(201b) Multivariate Characterization, Modeling, and Design of Ionic Liquids
Product design is now considered as an emerging paradigm in the field of chemical engineering because it requires a different set of tools and skill sets from other problems traditionally encountered in the field. Design of environmentally benign solvents and alternative media for extraction and purification are new challenges within product design. One class of novel compounds being studied for such application is ionic liquids (ILs). Ionic liquids that have tailored structures with an array of unique functional properties can have important applications in areas such as CO2 capture and sequestration, sulfur removal from fuels, energy storage, biomass pre-treatment, and chemical separations. Through variation of both cation and anion, particular ionic liquids with tunable physical properties can be tailored.
However, it is estimated that over 1014 unique cation/anion combination are possible for use as room temperature ionic liquids, the majority of which have never been synthesized [[i]]. However, the traditional experimental trial-and-error approach of searching through this large molecular space is unrealistic as it is both time and labor intensive. Thus, it is essential to develop a logical and systematic approach of selectively choosing a given ionic pair that matches a set of desired physico-chemical property targets. The product design framework developed in this work seeks to address this issue by systematically selecting and designing ionic liquid molecules that contain the correct combination of cation and anion that match a set of target physico-chemical properties of interest.
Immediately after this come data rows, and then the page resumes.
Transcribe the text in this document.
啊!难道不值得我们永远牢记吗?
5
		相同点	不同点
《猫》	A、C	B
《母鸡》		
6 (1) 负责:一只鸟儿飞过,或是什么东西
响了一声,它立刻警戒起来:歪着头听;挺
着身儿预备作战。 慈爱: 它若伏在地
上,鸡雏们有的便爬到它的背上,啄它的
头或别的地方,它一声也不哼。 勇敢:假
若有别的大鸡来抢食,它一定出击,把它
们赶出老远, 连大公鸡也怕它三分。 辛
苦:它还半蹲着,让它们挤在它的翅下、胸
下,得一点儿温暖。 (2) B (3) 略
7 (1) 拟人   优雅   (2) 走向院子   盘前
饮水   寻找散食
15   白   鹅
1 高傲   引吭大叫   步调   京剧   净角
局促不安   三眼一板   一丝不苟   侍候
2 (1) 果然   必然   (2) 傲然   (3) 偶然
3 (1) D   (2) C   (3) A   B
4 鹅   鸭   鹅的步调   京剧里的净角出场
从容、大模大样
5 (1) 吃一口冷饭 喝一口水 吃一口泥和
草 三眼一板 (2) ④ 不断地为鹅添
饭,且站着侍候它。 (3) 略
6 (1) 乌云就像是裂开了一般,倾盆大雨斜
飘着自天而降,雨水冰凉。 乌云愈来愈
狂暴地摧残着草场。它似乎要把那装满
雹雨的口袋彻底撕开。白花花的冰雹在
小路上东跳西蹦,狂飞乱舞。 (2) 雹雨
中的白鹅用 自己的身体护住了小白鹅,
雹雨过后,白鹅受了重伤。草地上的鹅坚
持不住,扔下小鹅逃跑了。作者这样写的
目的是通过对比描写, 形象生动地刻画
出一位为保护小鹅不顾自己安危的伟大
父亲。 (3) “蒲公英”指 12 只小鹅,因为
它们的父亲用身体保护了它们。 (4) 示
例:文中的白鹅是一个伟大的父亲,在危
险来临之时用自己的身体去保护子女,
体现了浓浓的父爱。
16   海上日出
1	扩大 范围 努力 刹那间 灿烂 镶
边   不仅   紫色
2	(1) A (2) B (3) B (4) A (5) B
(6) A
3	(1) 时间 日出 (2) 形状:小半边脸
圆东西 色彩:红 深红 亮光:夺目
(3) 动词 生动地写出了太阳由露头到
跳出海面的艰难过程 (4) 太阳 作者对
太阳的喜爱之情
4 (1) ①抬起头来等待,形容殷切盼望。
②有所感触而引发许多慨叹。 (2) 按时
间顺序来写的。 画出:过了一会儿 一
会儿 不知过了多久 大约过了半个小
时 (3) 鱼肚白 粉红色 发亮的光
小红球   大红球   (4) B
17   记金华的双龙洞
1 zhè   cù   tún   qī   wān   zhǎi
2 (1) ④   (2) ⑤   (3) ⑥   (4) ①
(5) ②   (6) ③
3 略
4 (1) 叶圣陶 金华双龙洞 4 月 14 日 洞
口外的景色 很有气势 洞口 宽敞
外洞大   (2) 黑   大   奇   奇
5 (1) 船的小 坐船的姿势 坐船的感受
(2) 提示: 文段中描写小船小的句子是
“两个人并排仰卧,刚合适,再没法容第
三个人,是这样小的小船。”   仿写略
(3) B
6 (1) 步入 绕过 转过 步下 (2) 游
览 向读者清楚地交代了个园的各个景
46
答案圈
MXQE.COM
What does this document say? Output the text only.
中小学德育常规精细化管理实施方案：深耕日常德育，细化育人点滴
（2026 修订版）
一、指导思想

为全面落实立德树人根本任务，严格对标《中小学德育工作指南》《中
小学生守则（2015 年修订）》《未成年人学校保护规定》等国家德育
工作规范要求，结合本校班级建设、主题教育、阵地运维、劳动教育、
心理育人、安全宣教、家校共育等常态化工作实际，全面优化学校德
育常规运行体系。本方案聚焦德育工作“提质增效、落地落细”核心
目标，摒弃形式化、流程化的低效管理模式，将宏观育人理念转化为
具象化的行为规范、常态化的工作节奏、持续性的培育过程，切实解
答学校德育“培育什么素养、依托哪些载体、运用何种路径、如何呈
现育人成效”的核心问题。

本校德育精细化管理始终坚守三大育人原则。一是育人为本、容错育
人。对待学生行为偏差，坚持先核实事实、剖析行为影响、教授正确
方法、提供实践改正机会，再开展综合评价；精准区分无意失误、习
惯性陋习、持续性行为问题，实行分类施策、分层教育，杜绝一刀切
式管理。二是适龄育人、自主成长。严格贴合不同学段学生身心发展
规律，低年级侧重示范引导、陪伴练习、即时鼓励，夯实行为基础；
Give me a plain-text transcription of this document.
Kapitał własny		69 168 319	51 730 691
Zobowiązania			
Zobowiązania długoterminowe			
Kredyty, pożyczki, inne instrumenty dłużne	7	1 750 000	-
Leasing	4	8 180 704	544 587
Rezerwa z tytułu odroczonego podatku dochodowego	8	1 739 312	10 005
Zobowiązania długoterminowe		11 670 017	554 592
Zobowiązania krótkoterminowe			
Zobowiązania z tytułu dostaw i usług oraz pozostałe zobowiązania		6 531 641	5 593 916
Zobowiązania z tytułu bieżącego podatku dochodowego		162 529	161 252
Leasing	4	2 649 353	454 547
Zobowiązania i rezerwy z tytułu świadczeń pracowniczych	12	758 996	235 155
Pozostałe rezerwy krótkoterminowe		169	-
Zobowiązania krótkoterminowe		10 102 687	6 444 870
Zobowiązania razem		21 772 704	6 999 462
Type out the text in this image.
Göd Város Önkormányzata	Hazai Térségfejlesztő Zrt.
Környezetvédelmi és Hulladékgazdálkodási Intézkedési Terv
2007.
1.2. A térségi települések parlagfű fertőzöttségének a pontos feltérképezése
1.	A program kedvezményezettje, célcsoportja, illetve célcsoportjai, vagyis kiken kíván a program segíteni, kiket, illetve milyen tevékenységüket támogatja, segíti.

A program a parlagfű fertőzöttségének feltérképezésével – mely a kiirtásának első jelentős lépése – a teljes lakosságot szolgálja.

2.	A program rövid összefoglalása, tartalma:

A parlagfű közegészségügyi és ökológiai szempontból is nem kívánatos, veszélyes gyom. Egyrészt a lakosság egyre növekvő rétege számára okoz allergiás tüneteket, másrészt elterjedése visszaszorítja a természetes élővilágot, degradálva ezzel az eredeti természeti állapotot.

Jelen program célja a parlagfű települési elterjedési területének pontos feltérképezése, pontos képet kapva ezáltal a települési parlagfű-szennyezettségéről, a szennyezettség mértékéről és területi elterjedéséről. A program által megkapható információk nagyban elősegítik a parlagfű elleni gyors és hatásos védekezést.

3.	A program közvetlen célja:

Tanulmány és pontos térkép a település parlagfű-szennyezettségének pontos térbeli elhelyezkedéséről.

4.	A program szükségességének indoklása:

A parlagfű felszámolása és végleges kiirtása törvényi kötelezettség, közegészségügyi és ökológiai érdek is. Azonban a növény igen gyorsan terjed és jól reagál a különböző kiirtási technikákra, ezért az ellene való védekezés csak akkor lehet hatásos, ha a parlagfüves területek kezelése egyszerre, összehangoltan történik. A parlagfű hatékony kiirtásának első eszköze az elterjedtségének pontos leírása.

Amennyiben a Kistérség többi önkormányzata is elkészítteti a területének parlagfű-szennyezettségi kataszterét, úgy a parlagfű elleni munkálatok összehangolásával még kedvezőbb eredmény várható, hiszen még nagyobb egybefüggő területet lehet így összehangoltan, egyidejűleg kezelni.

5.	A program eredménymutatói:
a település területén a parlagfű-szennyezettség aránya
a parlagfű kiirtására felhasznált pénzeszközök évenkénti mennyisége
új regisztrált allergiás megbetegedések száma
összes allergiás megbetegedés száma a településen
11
To meet this objective, infrared (IR) spectra of a representative training set of ionic liquids that contain large quantities of descriptor data involving information on molecular architecture is generated using density function theory (DFT). DFT based simulation make the characterization techniques independent of the availability of experimental spectroscopic data. To identify systematic patterns and important features of the molecular architecture in such multivariate data, multivariate statistical techniques such as principal component analysis (PCA) and partial least square (PLS) are used. Appropriate latent variable property models are developed to capture the underlying relationships between physical-chemical properties and/or molecular architecture. Since, conventional regression based GCM does not have property parameters for groups/fragments of ionic molecules, the characterization based group contribution method (cGCM) is utilized for property estimations. The reverse design of potential IL molecules is accomplished by exhaustively generating combinatorial structures from the set of basic groups, which represent the chemical make-up of the training set fragments, until the resulting properties match the target property values. In exhaustive searches, selection from among numerous permutations of anion, cation, and alkyl chain attached to cation groups is performed [[ii]].